Council Member Wynn is to be commended for his leadership when it comes to the Austin Public Library. Our library is overdue. But it sounds like we have a City Council and a city manager who are working for positive change.
The existing Austin ETJ that almost surrounds Buda and that negatively impacts the communities of Neiderwald, Hays, and Kyle is an abusive situation that people of northeastern Hays County have had to suffer with for many years. The Hays County Austin ETJ lands in question cover over 8,000 acres of land. The Buda City Council and the Austin City Council have recently agreed to release 579 acres of land. This is a step in the right direction, but this is only a partial release of the 5,465 acres of land that the city of Austin had promised to Buda in this round of discussions. Also approved as a part of this agreement is a plan of action that should allow an additional 4,886 acres to be released one or two parcels at a time over the next five to 10 years.
The Austin ETJ still practically surrounds Buda. The Austin ETJ still negatively impacts the communities of Neiderwald, Hays, and Kyle. As the dust clears after the Austin-Buda agreement has been finalized it is obvious that much work is still left to be done.
John Sanford, Chairman
Community Alliance of North Hays County
The Austin School District suffers many ailments, some of which have been identified and are under remedy due to the level of their publicity, and to Dr. Forgione's initiatives since becoming superintendent two years ago.

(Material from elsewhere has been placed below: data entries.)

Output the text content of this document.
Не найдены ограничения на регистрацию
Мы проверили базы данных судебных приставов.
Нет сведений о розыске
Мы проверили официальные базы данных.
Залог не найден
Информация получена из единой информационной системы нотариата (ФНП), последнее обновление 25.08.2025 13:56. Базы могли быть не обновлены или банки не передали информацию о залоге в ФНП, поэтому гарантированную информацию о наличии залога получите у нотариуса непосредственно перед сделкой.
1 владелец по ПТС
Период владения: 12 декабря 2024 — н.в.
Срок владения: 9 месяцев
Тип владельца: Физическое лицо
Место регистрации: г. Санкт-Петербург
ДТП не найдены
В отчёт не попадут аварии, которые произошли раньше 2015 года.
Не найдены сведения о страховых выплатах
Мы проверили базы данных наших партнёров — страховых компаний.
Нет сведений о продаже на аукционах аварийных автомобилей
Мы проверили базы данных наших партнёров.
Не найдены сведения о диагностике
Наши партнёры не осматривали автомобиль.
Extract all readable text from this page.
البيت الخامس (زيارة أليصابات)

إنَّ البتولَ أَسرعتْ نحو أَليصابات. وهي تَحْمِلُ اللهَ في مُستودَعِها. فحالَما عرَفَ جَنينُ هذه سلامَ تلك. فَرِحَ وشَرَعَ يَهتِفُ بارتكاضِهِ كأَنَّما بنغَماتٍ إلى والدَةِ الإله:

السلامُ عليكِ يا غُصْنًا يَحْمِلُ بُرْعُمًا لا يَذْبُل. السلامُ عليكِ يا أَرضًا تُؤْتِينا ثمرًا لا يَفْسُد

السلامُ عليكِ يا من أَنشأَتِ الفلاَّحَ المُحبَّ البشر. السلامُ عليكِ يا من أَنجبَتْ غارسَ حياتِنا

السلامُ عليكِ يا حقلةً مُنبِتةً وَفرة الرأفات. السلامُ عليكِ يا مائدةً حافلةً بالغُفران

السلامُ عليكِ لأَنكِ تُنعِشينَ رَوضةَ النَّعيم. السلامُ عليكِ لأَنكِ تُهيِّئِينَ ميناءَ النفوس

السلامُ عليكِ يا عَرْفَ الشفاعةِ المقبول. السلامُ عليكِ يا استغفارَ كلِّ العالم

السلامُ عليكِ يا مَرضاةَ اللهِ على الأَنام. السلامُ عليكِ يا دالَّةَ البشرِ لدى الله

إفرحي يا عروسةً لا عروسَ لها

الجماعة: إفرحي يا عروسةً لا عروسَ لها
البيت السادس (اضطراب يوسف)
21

Still, there remains an underlying ailment infecting the whole of the district. That ailment is attitude. A poor attitude from too many within the district toward the district itself, toward the jobs they chose to apply for and were hired to perform, toward the parents of the children they are to be educating, and unforgivably, even toward the children themselves.
As an employee of the district I have witnessed appalling displays of negative attitudes from those with whom I have been surrounded, the most recent example coming throughout this past summer at Dobie Middle School. The treatment of the students by the Dobie Middle School staff was often jaw-dropping. They were approached as if rodents; unwelcome interruptions in an otherwise pristine day of campus-wide rearranging, cleaning, and semi-closure. Especially disturbing were the attitudes of the janitorial staff there, smoking cigarettes and cussing in front of the children just outside of the school. Attempting to get a janitor's assistance, even for the most simplest and routine of tasks, would result in either complete refusal or disgruntled resistance.
Such attitudes, and the atmosphere these attitudes create on a campus, are crippling the district. Children and their parents ought to feel a sense of warmth and embrace upon entering a school's campus. Not the cold and chilly stiff-arm greeting them this summer at Dobie Middle School.
AISD's "Attitude Ailment" must be confronted by its superintendent and school board. Failure to provide leadership in this area can only impede Austin's school system from becoming the stellar educational institution its children rightfully deserve.